Curitiba - Os deputados estaduais membros da Comissão de Ética da Assembleia Legislativa (AL) concluíram que houve omissão do presidente da Casa, Nelson Justus (DEM), e do primeiro-secretário, Alexandre Curi (PMDB), no caso da contratação de ''laranjas'', mas não culpa. E optaram pelo arquivamento do processo de cassação movido contra ambos por iniciativa do Partido Verde. Segundo o presidente da Comissão, deputado Pedro Ivo (PT), ''houve a delegação de poderes para o Bibinho (Abib Miguel, ex-diretor-geral da Casa)'', afirmou.

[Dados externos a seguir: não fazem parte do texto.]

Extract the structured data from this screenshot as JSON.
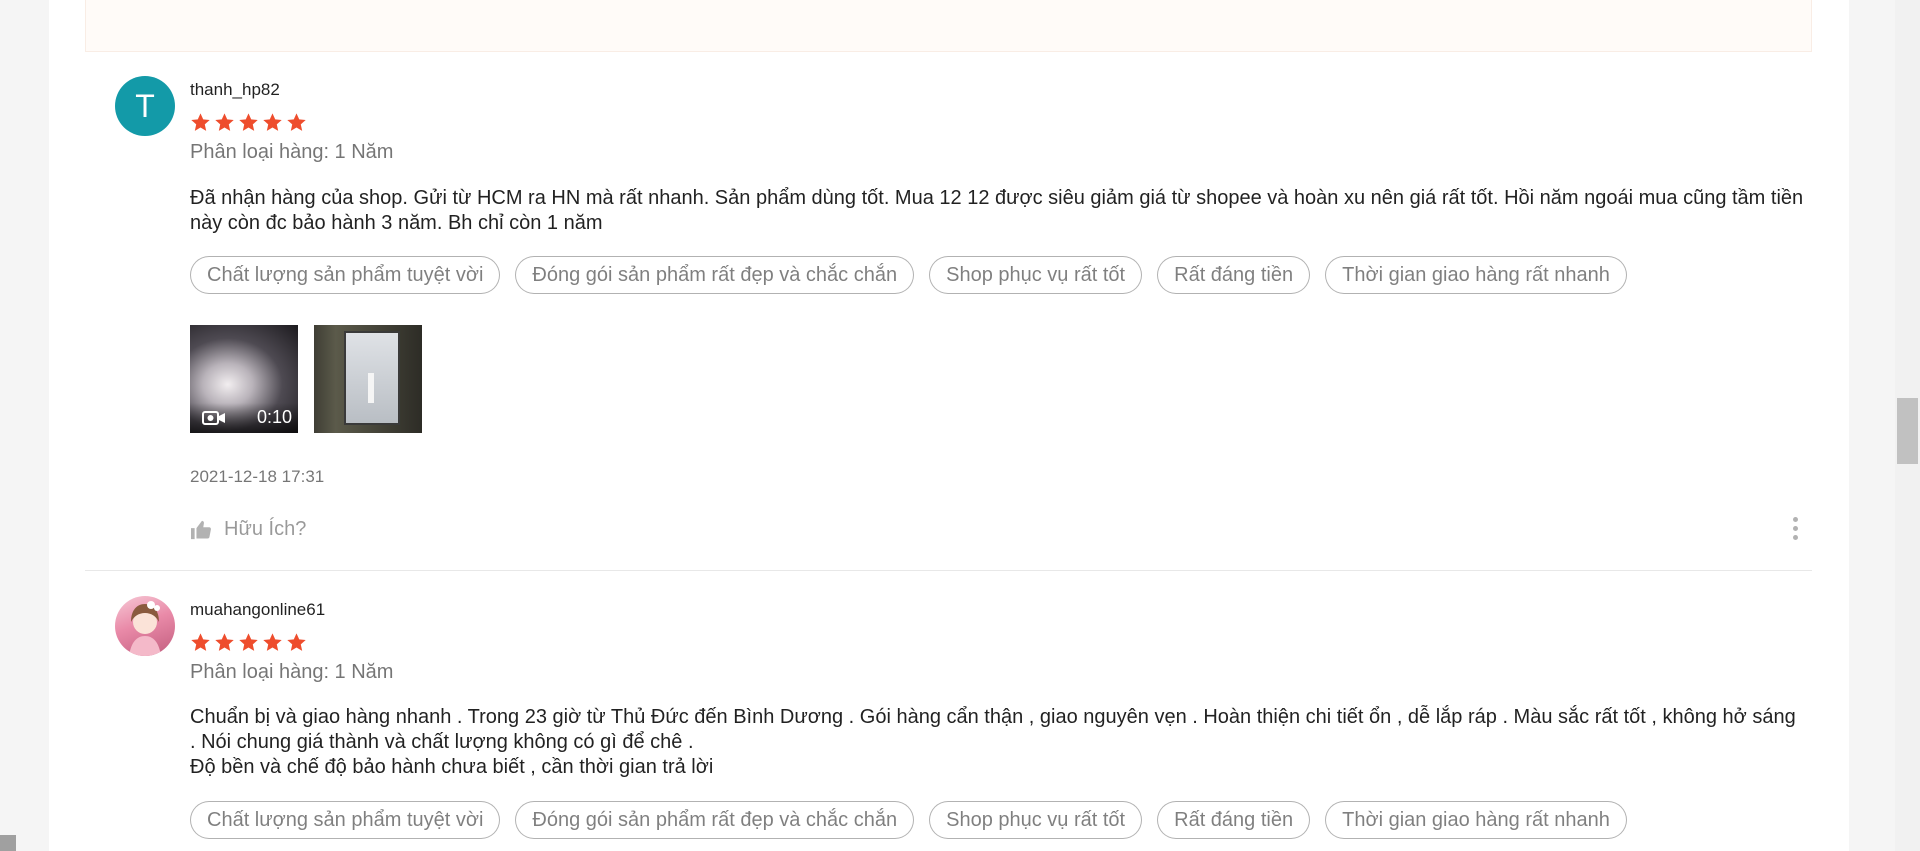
{
  "reviews": [
    {
      "author": "thanh_hp82",
      "avatar_letter": "T",
      "avatar_color": "#139aa8",
      "rating": 5,
      "variation": "Phân loại hàng: 1 Năm",
      "comment": "Đã nhận hàng của shop. Gửi từ HCM ra HN mà rất nhanh. Sản phẩm dùng tốt. Mua 12 12 được siêu giảm giá từ shopee và hoàn xu nên giá rất tốt. Hồi năm ngoái mua cũng tầm tiền này còn đc bảo hành 3 năm. Bh chỉ còn 1 năm",
      "tags": [
        "Chất lượng sản phẩm tuyệt vời",
        "Đóng gói sản phẩm rất đẹp và chắc chắn",
        "Shop phục vụ rất tốt",
        "Rất đáng tiền",
        "Thời gian giao hàng rất nhanh"
      ],
      "media": {
        "video_duration": "0:10"
      },
      "timestamp": "2021-12-18 17:31",
      "helpful_label": "Hữu Ích?"
    },
    {
      "author": "muahangonline61",
      "rating": 5,
      "variation": "Phân loại hàng: 1 Năm",
      "comment": "Chuẩn bị và giao hàng nhanh . Trong 23 giờ từ Thủ Đức đến Bình Dương . Gói hàng cẩn thận , giao nguyên vẹn . Hoàn thiện chi tiết ổn , dễ lắp ráp . Màu sắc rất tốt , không hở sáng . Nói chung giá thành và chất lượng không có gì để chê .\nĐộ bền và chế độ bảo hành chưa biết , cần thời gian trả lời",
      "tags": [
        "Chất lượng sản phẩm tuyệt vời",
        "Đóng gói sản phẩm rất đẹp và chắc chắn",
        "Shop phục vụ rất tốt",
        "Rất đáng tiền",
        "Thời gian giao hàng rất nhanh"
      ]
    }
  ],
  "colors": {
    "star": "#ee4d2d",
    "page_background": "#f5f5f5",
    "banner_background": "#fffbf8"
  }
}
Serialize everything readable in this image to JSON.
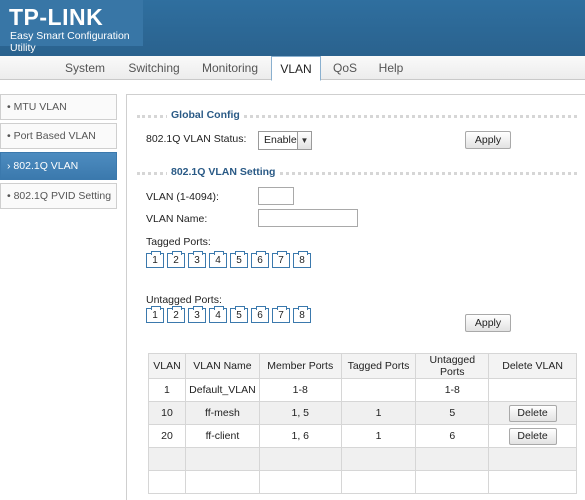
{
  "brand": {
    "logo": "TP-LINK",
    "subtitle": "Easy Smart Configuration Utility",
    "header_color": "#2f6f9f"
  },
  "tabs": [
    {
      "label": "System"
    },
    {
      "label": "Switching"
    },
    {
      "label": "Monitoring"
    },
    {
      "label": "VLAN",
      "active": true
    },
    {
      "label": "QoS"
    },
    {
      "label": "Help"
    }
  ],
  "menu": [
    {
      "label": "MTU VLAN"
    },
    {
      "label": "Port Based VLAN"
    },
    {
      "label": "802.1Q VLAN",
      "active": true
    },
    {
      "label": "802.1Q PVID Setting"
    }
  ],
  "global_config": {
    "title": "Global Config",
    "status_label": "802.1Q VLAN Status:",
    "status_value": "Enable",
    "apply_label": "Apply"
  },
  "vlan_setting": {
    "title": "802.1Q VLAN Setting",
    "vlan_id_label": "VLAN (1-4094):",
    "vlan_id_value": "",
    "vlan_name_label": "VLAN Name:",
    "vlan_name_value": "",
    "tagged_label": "Tagged Ports:",
    "untagged_label": "Untagged Ports:",
    "ports": [
      "1",
      "2",
      "3",
      "4",
      "5",
      "6",
      "7",
      "8"
    ],
    "apply_label": "Apply"
  },
  "table": {
    "headers": [
      "VLAN",
      "VLAN Name",
      "Member Ports",
      "Tagged Ports",
      "Untagged Ports",
      "Delete VLAN"
    ],
    "rows": [
      {
        "vlan": "1",
        "name": "Default_VLAN",
        "member": "1-8",
        "tagged": "",
        "untagged": "1-8",
        "delete": ""
      },
      {
        "vlan": "10",
        "name": "ff-mesh",
        "member": "1, 5",
        "tagged": "1",
        "untagged": "5",
        "delete": "Delete"
      },
      {
        "vlan": "20",
        "name": "ff-client",
        "member": "1, 6",
        "tagged": "1",
        "untagged": "6",
        "delete": "Delete"
      },
      {
        "vlan": "",
        "name": "",
        "member": "",
        "tagged": "",
        "untagged": "",
        "delete": ""
      },
      {
        "vlan": "",
        "name": "",
        "member": "",
        "tagged": "",
        "untagged": "",
        "delete": ""
      }
    ]
  },
  "colors": {
    "accent": "#3b79ad",
    "section_title": "#2a5a86"
  }
}
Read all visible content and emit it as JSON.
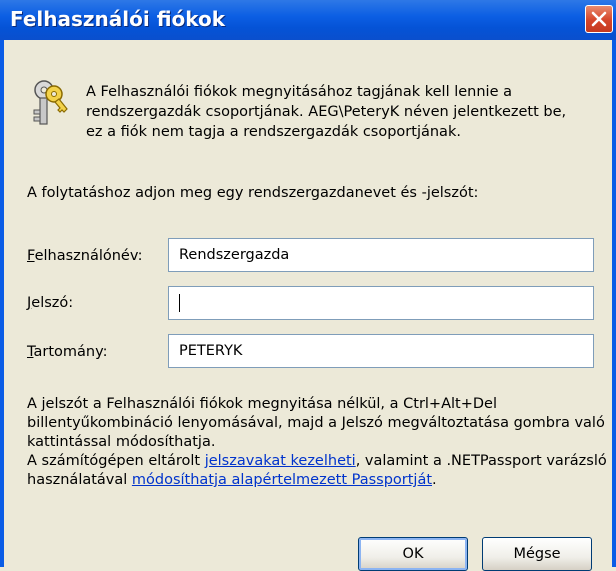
{
  "window": {
    "title": "Felhasználói fiókok"
  },
  "message": "A Felhasználói fiókok megnyitásához tagjának kell lennie a rendszergazdák csoportjának. AEG\\PeteryK néven jelentkezett be, ez a fiók nem tagja a rendszergazdák csoportjának.",
  "prompt": "A folytatáshoz adjon meg egy rendszergazdanevet és -jelszót:",
  "fields": {
    "username": {
      "label_first": "F",
      "label_rest": "elhasználónév:",
      "value": "Rendszergazda"
    },
    "password": {
      "label_first": "J",
      "label_rest": "elszó:",
      "value": ""
    },
    "domain": {
      "label_first": "T",
      "label_rest": "artomány:",
      "value": "PETERYK"
    }
  },
  "info": {
    "line1": "A jelszót a Felhasználói fiókok megnyitása nélkül, a Ctrl+Alt+Del billentyűkombináció lenyomásával, majd a Jelszó megváltoztatása gombra való kattintással módosíthatja.",
    "line2_pre": "A számítógépen eltárolt ",
    "link1": "jelszavakat kezelheti",
    "line2_mid": ", valamint a .NETPassport varázsló használatával ",
    "link2": "módosíthatja alapértelmezett Passportját",
    "line2_post": "."
  },
  "buttons": {
    "ok": "OK",
    "cancel": "Mégse"
  },
  "icons": {
    "keys": "keys-icon",
    "close": "close-icon"
  },
  "colors": {
    "titlebar": "#0553d6",
    "close": "#d5452a",
    "link": "#0033cc",
    "background": "#ece9d8"
  }
}
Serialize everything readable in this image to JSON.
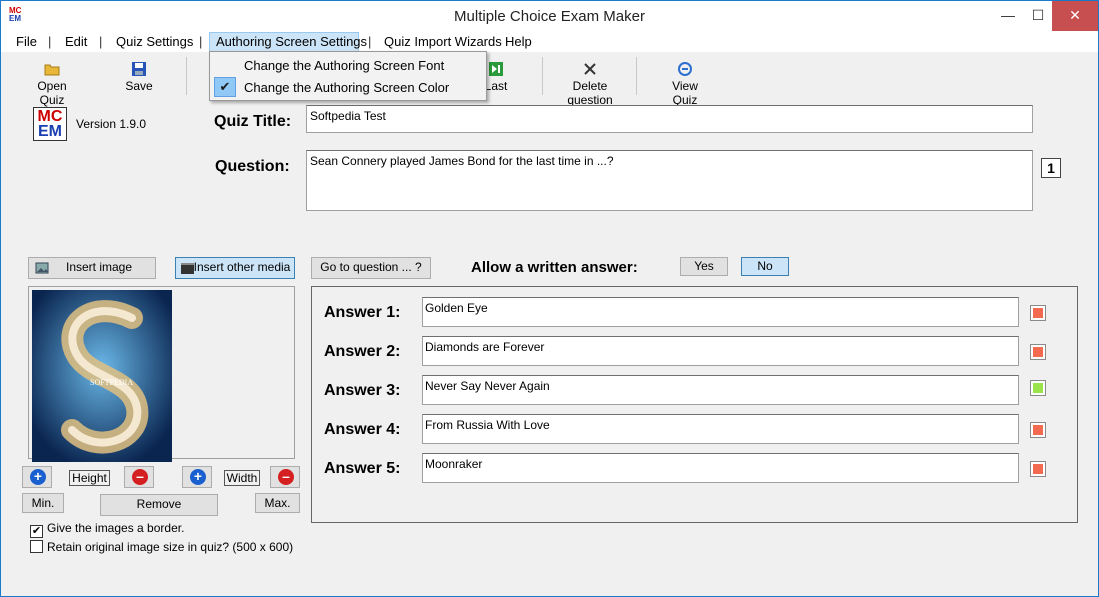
{
  "window": {
    "title": "Multiple Choice Exam Maker",
    "minimize": "—",
    "maximize": "☐",
    "close": "✕"
  },
  "app_icon": {
    "top": "MC",
    "bottom": "EM"
  },
  "menu": {
    "file": "File",
    "sep": "|",
    "edit": "Edit",
    "quiz_settings": "Quiz Settings",
    "authoring_screen_settings": "Authoring Screen Settings",
    "quiz_import_wizards": "Quiz Import Wizards",
    "help": "Help"
  },
  "dropdown": {
    "items": [
      "Change the Authoring Screen Font",
      "Change the Authoring Screen Color"
    ],
    "checked_mark": "✔"
  },
  "toolbar": {
    "open": "Open Quiz",
    "save": "Save",
    "last": "Last",
    "delete": "Delete question",
    "view": "View Quiz"
  },
  "logo": {
    "top": "MC",
    "bottom": "EM"
  },
  "version": "Version 1.9.0",
  "quiz_title": {
    "label": "Quiz Title:",
    "value": "Softpedia Test"
  },
  "question": {
    "label": "Question:",
    "value": "Sean Connery played James Bond for the last time in ...?",
    "number": "1"
  },
  "media": {
    "insert_image": "Insert image",
    "insert_other_media": "Insert other media",
    "goto_question": "Go to question ... ?"
  },
  "written_answer": {
    "label": "Allow a written answer:",
    "yes": "Yes",
    "no": "No"
  },
  "answers": [
    {
      "label": "Answer 1:",
      "text": "Golden Eye",
      "correct": false
    },
    {
      "label": "Answer 2:",
      "text": "Diamonds are Forever",
      "correct": false
    },
    {
      "label": "Answer 3:",
      "text": "Never Say Never Again",
      "correct": true
    },
    {
      "label": "Answer 4:",
      "text": "From Russia With Love",
      "correct": false
    },
    {
      "label": "Answer 5:",
      "text": "Moonraker",
      "correct": false
    }
  ],
  "image_controls": {
    "height": "Height",
    "width": "Width",
    "min": "Min.",
    "remove": "Remove",
    "max": "Max.",
    "plus": "+",
    "minus": "–"
  },
  "image_preview": {
    "watermark": "SOFTPEDIA"
  },
  "options": {
    "border": {
      "label": "Give the images a border.",
      "checked": true
    },
    "retain": {
      "label": "Retain original image size in quiz? (500 x 600)",
      "checked": false
    }
  },
  "colors": {
    "wrong": "#f26a4f",
    "correct": "#9be34a",
    "accent": "#cce4f7"
  }
}
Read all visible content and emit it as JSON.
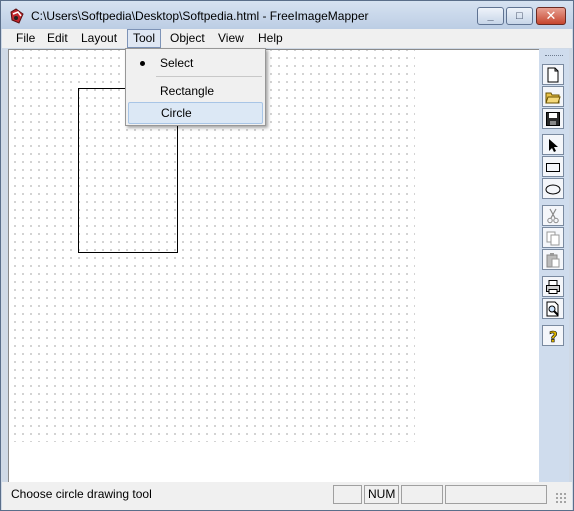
{
  "window": {
    "title": "C:\\Users\\Softpedia\\Desktop\\Softpedia.html - FreeImageMapper"
  },
  "menu": [
    {
      "label": "File"
    },
    {
      "label": "Edit"
    },
    {
      "label": "Layout"
    },
    {
      "label": "Tool"
    },
    {
      "label": "Object"
    },
    {
      "label": "View"
    },
    {
      "label": "Help"
    }
  ],
  "tool_menu": {
    "items": [
      {
        "label": "Select",
        "checked": true
      },
      {
        "label": "Rectangle",
        "checked": false
      },
      {
        "label": "Circle",
        "checked": false,
        "highlighted": true
      }
    ]
  },
  "toolbar": {
    "buttons": [
      "new-document-icon",
      "open-folder-icon",
      "save-icon",
      "select-arrow-icon",
      "rectangle-tool-icon",
      "circle-tool-icon",
      "cut-icon",
      "copy-icon",
      "paste-icon",
      "print-icon",
      "print-preview-icon",
      "help-icon"
    ]
  },
  "statusbar": {
    "message": "Choose circle drawing tool",
    "num": "NUM"
  },
  "colors": {
    "titlebar": "#c9d7ea",
    "menu_highlight": "#dce8f5",
    "close_button": "#c6462f"
  }
}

O arquivamento do processo foi embasado em dois pareceres jurídicos: um do procurador-geral da Assembleia, Ayrton Costa Loyla, e outro redigido a pedido da Assembleia pelo advogado Carlos Alberto Farracha de Castro. Em votação realizada na manhã de ontem, todos os quatro parlamentares membros da comissão - Reinhold Stephanes Júnior (PMDB), Osmar Bertoldi (DEM), Duilio Genari (PP), Ademar Traiano (PSDB) - votaram pelo arquivamento. ''Eu não votei porque o presidente só vota quando há empate'', informou Ivo.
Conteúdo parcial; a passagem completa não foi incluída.